Ash Scattering in Rivers and Lakes
If you have plans to scatter your loved one’s ashes in inland waters, definitely check with the EPA as well as the local authorities beforehand. Often, you’ll need a special permit to scatter your loved one’s ashes in a local waterway. Make sure you apply for these permits in advance, especially if you and your family members plan on having a ceremony for the scattering.
Ash Scattering Elsewhere
There is also a concern about spreading your ashes on private land. If you choose to scatter your ashes in land you own or on certain public lands, that is typically allowed. However, if you decide to spread your ashes on someone else’s property, you must get the permission of the landowner.
Places such as National Parks and theme parks are very common places to want to scatter ashes. National parks are public land, and you simply need a permit. These permits are usually rather affordable, between $25-75 per permit.
However, theme parks are considered private property. Scattering ashes in those places will, at best, get you removed. Often, the ashes won’t stay where you scattered them, the employees have to remove them in theme parks like Disney World.
Scattering gardens are a great option for people looking for a public area in which to scatter their loved one’s ashes. Often, cemeteries have scatter gardens that you can use. They can cost money, but it depends on the scattering garden options in your area.
Memory trees are another potential scattering garden option. A memory tree is a tree that’s been planted for your loved one, with their ashes scattered at the roots during the planting process.
Rest Ashured’s scattering garden is uniquely located in the Blue Ridge Mountains of Virginia, with views of the James River. Memorial stones and memory trees for people’s loved ones are close to the beautiful space.
Having your loved one’s ashes released from an airplane has become very common in recent years. While you’re allowed to travel with cremated ashes in your carry on bag on most airlines, it’s not recommended. And there’s really no way to release the ashes in a sealed passenger plane.
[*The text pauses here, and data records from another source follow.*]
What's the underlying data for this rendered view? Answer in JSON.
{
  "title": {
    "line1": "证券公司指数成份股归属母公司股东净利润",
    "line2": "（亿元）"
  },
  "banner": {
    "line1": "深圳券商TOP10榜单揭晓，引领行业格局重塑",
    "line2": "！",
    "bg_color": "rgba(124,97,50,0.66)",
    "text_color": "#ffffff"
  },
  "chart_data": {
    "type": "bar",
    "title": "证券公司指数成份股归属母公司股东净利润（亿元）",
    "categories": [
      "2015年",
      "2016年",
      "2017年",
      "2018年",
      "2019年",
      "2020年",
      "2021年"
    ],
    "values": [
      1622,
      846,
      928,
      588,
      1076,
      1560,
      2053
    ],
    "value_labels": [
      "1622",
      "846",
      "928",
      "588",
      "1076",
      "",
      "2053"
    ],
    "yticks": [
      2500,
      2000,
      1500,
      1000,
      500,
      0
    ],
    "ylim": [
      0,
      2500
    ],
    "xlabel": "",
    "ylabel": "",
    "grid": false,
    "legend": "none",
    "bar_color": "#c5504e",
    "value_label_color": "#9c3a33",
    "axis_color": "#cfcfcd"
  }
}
This means it’s significantly easier to hire a service specifically for this.
Because of the disparity between the laws across states and localities, and because of the federal regulation of scattered ashes, it can be difficult to figure out what to do. It’s often safest to hire a specialist to scatter the ashes to ensure your loved one gets the final resting place they deserve!
There may come a time when you need to travel with ashes. Whether you are moving, trying to spread them somewhere, or simply transporting them, you may need to look into flight policies to discover the best way to move them.
When doing so, it is important to know the regulations of taking cremated remains on planes, and which companies are more open to it.
Issues for Cremated Remains on Planes
Most containers for ashes, urns, are made out of breakable glass. The TSA recommends that you use cardboard or wooden containers on planes though to avoid breakage. This will also guarantee that the urns can be scanned. Urns that are made out of glass may also contain lead, which makes them impossible to X-ray. If this is the case, the urns will not be allowed on the plane.
However, if you cannot find another way to store the remains, make sure you show up earlier than you normally would. Hopefully, this will give you time to work out any issues with a glass urn before your flight.
Airfare Companies on Cremated Remains
It is also important to know which companies are more open to having cremated remains on their planes. United, Spirit, U.S. Airways, American, and Frontier all allow cremated remains on their planes without any stipulations. Whereas Southwest, Jet Blue, and Delta have a few requirements. Most of these requirements are simply getting permission to carry the remains in advance or making sure it is carry-on luggage, but if you want more information you should consult the companies’ online policies.